The parents of children in special needs programs at Lake Travis ISD are emphasizing the lack of resources within the growing district.
Two mothers, Amaya Mendenhall and Maya Aris, approached the LTISD board of trustees during the audience commentary section of the Sept. 18 regular board meeting.
Mendenhall, who has two sons who receive special education through the district, said the high turnover rates of special education teachers and aides are her largest concern.
“Most kids on the spectrum crave consistency and routine,” Mendenhall said. “We lost our entire team of people this year. Our special education teacher quit. Our aides were either deferred to different programs or they also quit.”
Mendenhall said while understaffing is a clear problem, she believes the district hires amazing staff members who are doing the best they can with the resources they have been given.
According to Mendenhall, one of her sons did not have an assigned special education teacher for the first five weeks of the 2019-20 school year.
Maya Aris also approached the board on behalf of district parents. “We know you’ve recently heard from the aides, but now we want you to hear from the special needs families,” she said.
A group of special education aides approached the board during a June 19 regular meeting to request a minimum salary of $20 per hour, which was ultimately denied. During the same meeting, aides received a raise of 4% off of the midpoint pay range.
James Galbraith, who has been an aide at LTISD for four years, cited turnover rates as the reason for the requested salary hikes, adding that special needs children struggle in changing environments.
LTISD does not track turnover rates for special education aides or for any other staff position, according to Marco Alvarado, director of communications and media for LTISD.
The board previously took time to acknowledge the salary concerns of special education aides during a July 18 meeting, where it was reported LTISD aides are the highest-paid on the market as compared to other districts.

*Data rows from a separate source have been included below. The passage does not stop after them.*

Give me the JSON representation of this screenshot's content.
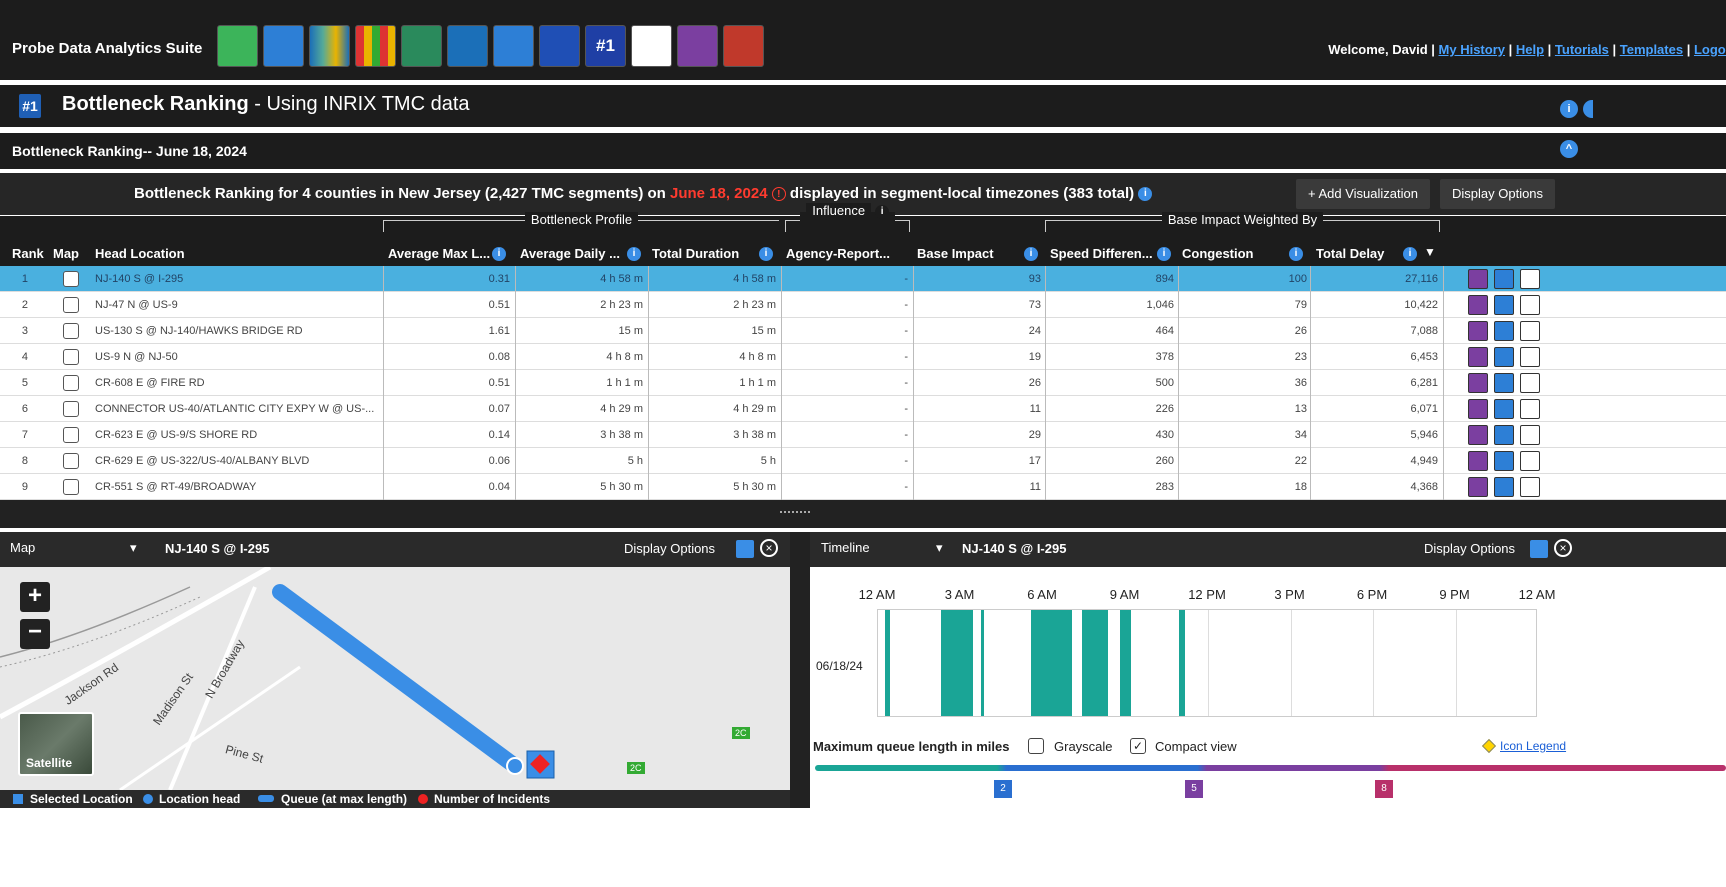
{
  "app": {
    "title": "Probe Data Analytics Suite",
    "welcome_prefix": "Welcome, David | ",
    "links": [
      "My History",
      "Help",
      "Tutorials",
      "Templates",
      "Logout"
    ]
  },
  "colors": {
    "accent": "#3a8ee6",
    "date": "#ff3b2f",
    "selected_row": "#4ab0df",
    "teal": "#1aa596"
  },
  "header": {
    "badge": "#1",
    "title_bold": "Bottleneck Ranking",
    "title_rest": " - Using INRIX TMC data"
  },
  "subtitle": "Bottleneck Ranking-- June 18, 2024",
  "summary": {
    "prefix": "Bottleneck Ranking for 4 counties in New Jersey (2,427 TMC segments) on ",
    "date": "June 18, 2024",
    "suffix": " displayed in segment-local timezones (383 total)"
  },
  "buttons": {
    "add_vis": "+ Add Visualization",
    "display_options": "Display Options"
  },
  "groups": {
    "profile": "Bottleneck Profile",
    "influence": "Influence",
    "weighted": "Base Impact Weighted By"
  },
  "columns": [
    "Rank",
    "Map",
    "Head Location",
    "Average Max L...",
    "Average Daily ...",
    "Total Duration",
    "Agency-Report...",
    "Base Impact",
    "Speed Differen...",
    "Congestion",
    "Total Delay"
  ],
  "rows": [
    {
      "rank": "1",
      "loc": "NJ-140 S @ I-295",
      "aml": "0.31",
      "adaily": "4 h 58 m",
      "dur": "4 h 58 m",
      "agency": "-",
      "base": "93",
      "speed": "894",
      "cong": "100",
      "delay": "27,116"
    },
    {
      "rank": "2",
      "loc": "NJ-47 N @ US-9",
      "aml": "0.51",
      "adaily": "2 h 23 m",
      "dur": "2 h 23 m",
      "agency": "-",
      "base": "73",
      "speed": "1,046",
      "cong": "79",
      "delay": "10,422"
    },
    {
      "rank": "3",
      "loc": "US-130 S @ NJ-140/HAWKS BRIDGE RD",
      "aml": "1.61",
      "adaily": "15 m",
      "dur": "15 m",
      "agency": "-",
      "base": "24",
      "speed": "464",
      "cong": "26",
      "delay": "7,088"
    },
    {
      "rank": "4",
      "loc": "US-9 N @ NJ-50",
      "aml": "0.08",
      "adaily": "4 h 8 m",
      "dur": "4 h 8 m",
      "agency": "-",
      "base": "19",
      "speed": "378",
      "cong": "23",
      "delay": "6,453"
    },
    {
      "rank": "5",
      "loc": "CR-608 E @ FIRE RD",
      "aml": "0.51",
      "adaily": "1 h 1 m",
      "dur": "1 h 1 m",
      "agency": "-",
      "base": "26",
      "speed": "500",
      "cong": "36",
      "delay": "6,281"
    },
    {
      "rank": "6",
      "loc": "CONNECTOR US-40/ATLANTIC CITY EXPY W @ US-...",
      "aml": "0.07",
      "adaily": "4 h 29 m",
      "dur": "4 h 29 m",
      "agency": "-",
      "base": "11",
      "speed": "226",
      "cong": "13",
      "delay": "6,071"
    },
    {
      "rank": "7",
      "loc": "CR-623 E @ US-9/S SHORE RD",
      "aml": "0.14",
      "adaily": "3 h 38 m",
      "dur": "3 h 38 m",
      "agency": "-",
      "base": "29",
      "speed": "430",
      "cong": "34",
      "delay": "5,946"
    },
    {
      "rank": "8",
      "loc": "CR-629 E @ US-322/US-40/ALBANY BLVD",
      "aml": "0.06",
      "adaily": "5 h",
      "dur": "5 h",
      "agency": "-",
      "base": "17",
      "speed": "260",
      "cong": "22",
      "delay": "4,949"
    },
    {
      "rank": "9",
      "loc": "CR-551 S @ RT-49/BROADWAY",
      "aml": "0.04",
      "adaily": "5 h 30 m",
      "dur": "5 h 30 m",
      "agency": "-",
      "base": "11",
      "speed": "283",
      "cong": "18",
      "delay": "4,368"
    }
  ],
  "map_panel": {
    "type": "Map",
    "location": "NJ-140 S @ I-295",
    "display_options": "Display Options",
    "satellite": "Satellite",
    "streets": [
      "Jackson Rd",
      "Madison St",
      "N Broadway",
      "Pine St"
    ],
    "route_badges": [
      "2C",
      "2C"
    ]
  },
  "legend": [
    "Selected Location",
    "Location head",
    "Queue (at max length)",
    "Number of Incidents"
  ],
  "timeline_panel": {
    "type": "Timeline",
    "location": "NJ-140 S @ I-295",
    "display_options": "Display Options",
    "hours": [
      "12 AM",
      "3 AM",
      "6 AM",
      "9 AM",
      "12 PM",
      "3 PM",
      "6 PM",
      "9 PM",
      "12 AM"
    ],
    "date": "06/18/24",
    "queue_label": "Maximum queue length in miles",
    "grayscale": "Grayscale",
    "compact": "Compact view",
    "icon_legend": "Icon Legend",
    "scale_marks": [
      "2",
      "5",
      "8"
    ]
  },
  "timeline_bars": [
    [
      0.25,
      0.45
    ],
    [
      2.3,
      3.45
    ],
    [
      3.75,
      3.85
    ],
    [
      5.55,
      7.05
    ],
    [
      7.4,
      8.35
    ],
    [
      8.8,
      9.2
    ],
    [
      10.95,
      11.15
    ]
  ]
}
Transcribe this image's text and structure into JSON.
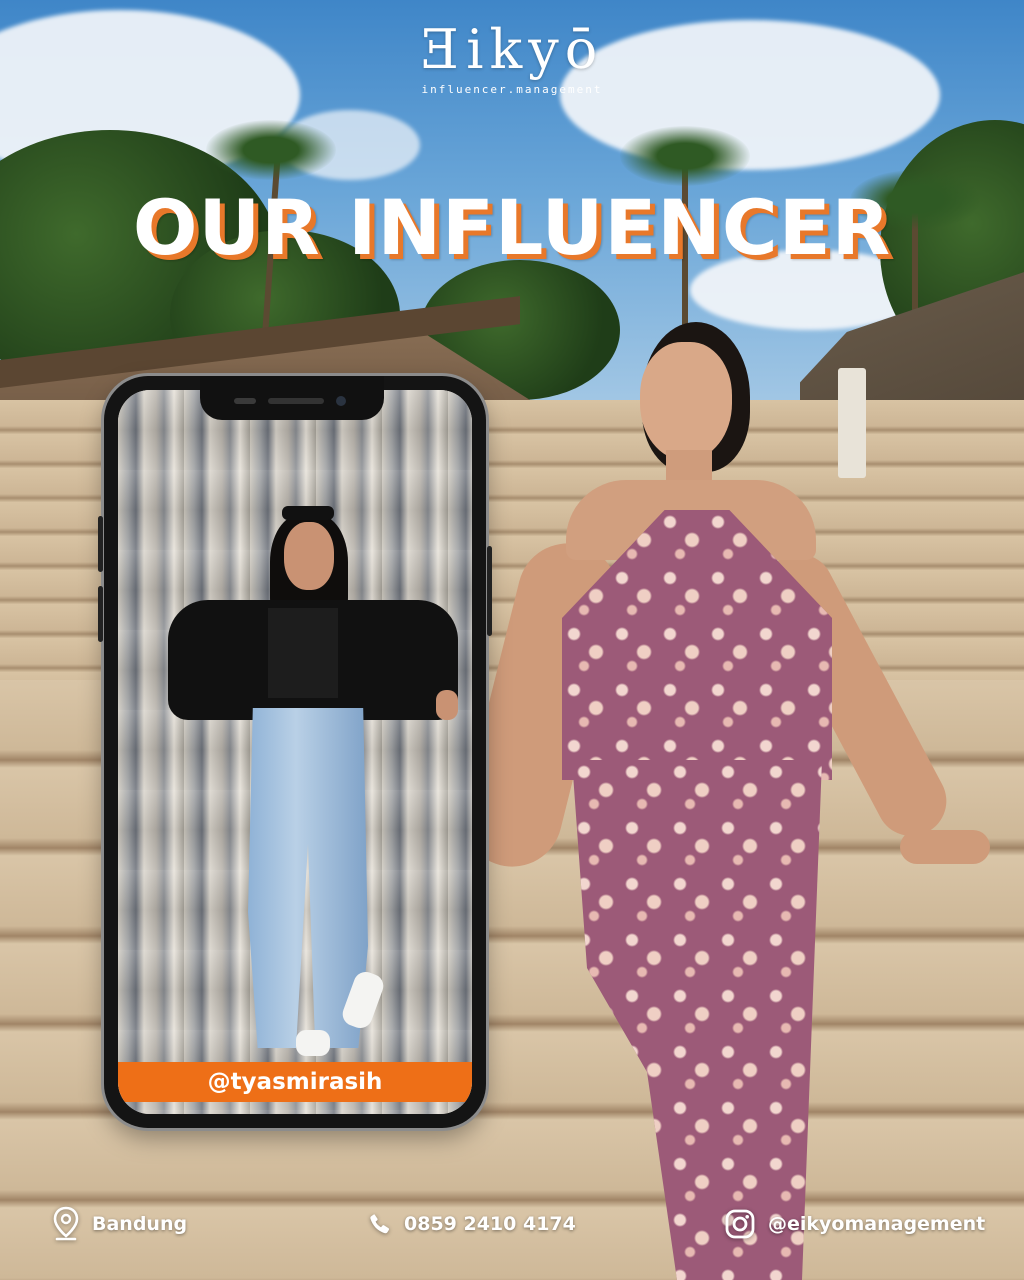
{
  "brand": {
    "logo_text": "Ǝikyō",
    "logo_subtitle": "influencer.management"
  },
  "headline": "OUR INFLUENCER",
  "phone_card": {
    "handle": "@tyasmirasih"
  },
  "footer": {
    "location": "Bandung",
    "phone": "0859 2410 4174",
    "instagram": "@eikyomanagement"
  },
  "icons": {
    "location": "map-pin-icon",
    "phone": "phone-icon",
    "instagram": "instagram-icon"
  },
  "colors": {
    "accent": "#ee6f17",
    "title_shadow": "#e8782a",
    "text": "#ffffff"
  }
}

“We’re paying our [level one]aides 111% compared to the state,” said Evalene Murphy, assistant superintendent of human resources.
However, turnover rates have been directly influenced by set salaries, according to Aris. “When speaking to aides about why they are leaving,” Aris said, “compensation seems to be a recurring issue.”
Mendenhall requested the board of trustees remember to advocate for the district’s special education students when drafting its budget.
No action was taken during the Sept. 18 meeting, and the board was not able to discuss or respond to the speakers as the topic was not listed on the night’s agenda.